I would check with the luthiers first. They swear by CA; but they're using wood to wood.

The Outdoor Uke is made of Thermal-setting plastic resin, not Thermoplastic. The first is not flexible after it's been extruded. Inkspot could confirm this if he ever painted Airfix toy soldiers, they are thermal plastic and bend the paint never sticks.

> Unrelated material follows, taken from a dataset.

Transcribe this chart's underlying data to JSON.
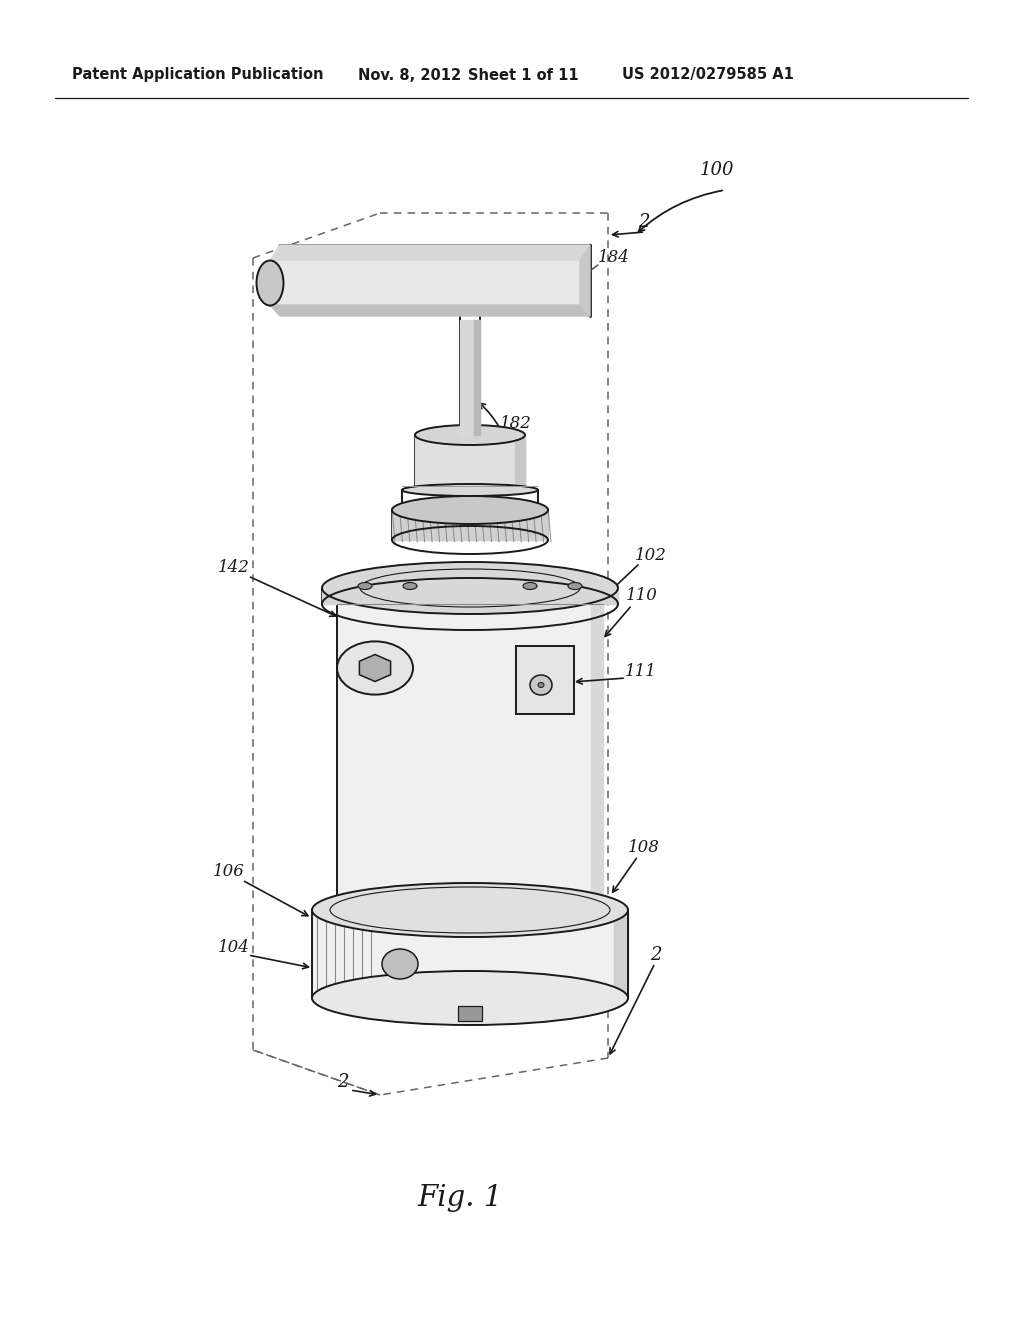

It may well be that the previous owner had the same problem you have now but didn't rough up the surfaces before he glued them. I don't have to tell you how to glue I'm sure; but when you rough-up the two mating surfaces you create a larger surface area so the glue has more material to stick to.

stevejfc
02-28-2015, 03:12 PM
-10 is -10,........... brrrrrrrrrrrrrrr. Too cold for any musical instrument.

IamNoMan
02-28-2015, 03:52 PM
Amen Brother. Too cold for anybody else either

Inksplosive AL
02-28-2015, 06:25 PM
All I can say is the Aquila reds on my KA-SEM are pretty damn stable and hardly ever need retuning. My Ukulele sees temp from the 60's to the 90's so nothing in the range we are talking at -10. But...


Al the problem is the thermal expansion coefficient of copper is vastly different from plastic ~ 20x when the temp changes rapidly you can get point stress'es on select area's of the uke, like the string Knot at the bridge. This stress can put too much strain on a weak glue joint and pop the bridge right off. This is what I think happened to Bill Bailey and to CeeJays Uke about a week ago, (if you know about that).

I figured out what you were getting at mentioning copper in the strings all I stated was the only string which are copper impregnated are Aquila reds. I dont think this theory on Aquila strings is very sound either but that is just my gut feeling nothing personal or very scientific. Copper wound string maybe but a copper impregnated Aquila string I think would break first. Well the low G would. :)

Ive read the bridge is designed to give first on most ukuleles to save the top, I remember reading something recently about a guitar cracking on the wall and heard nothing about CeeJays bridge popping. Did they both use Aquila reds or is this theory dead in the water by design before it began to float?

Also to clarify things I have not recommended any type of glue and I only stated my experience with models and older plastics. My recommendation was to see what the manufacturer says.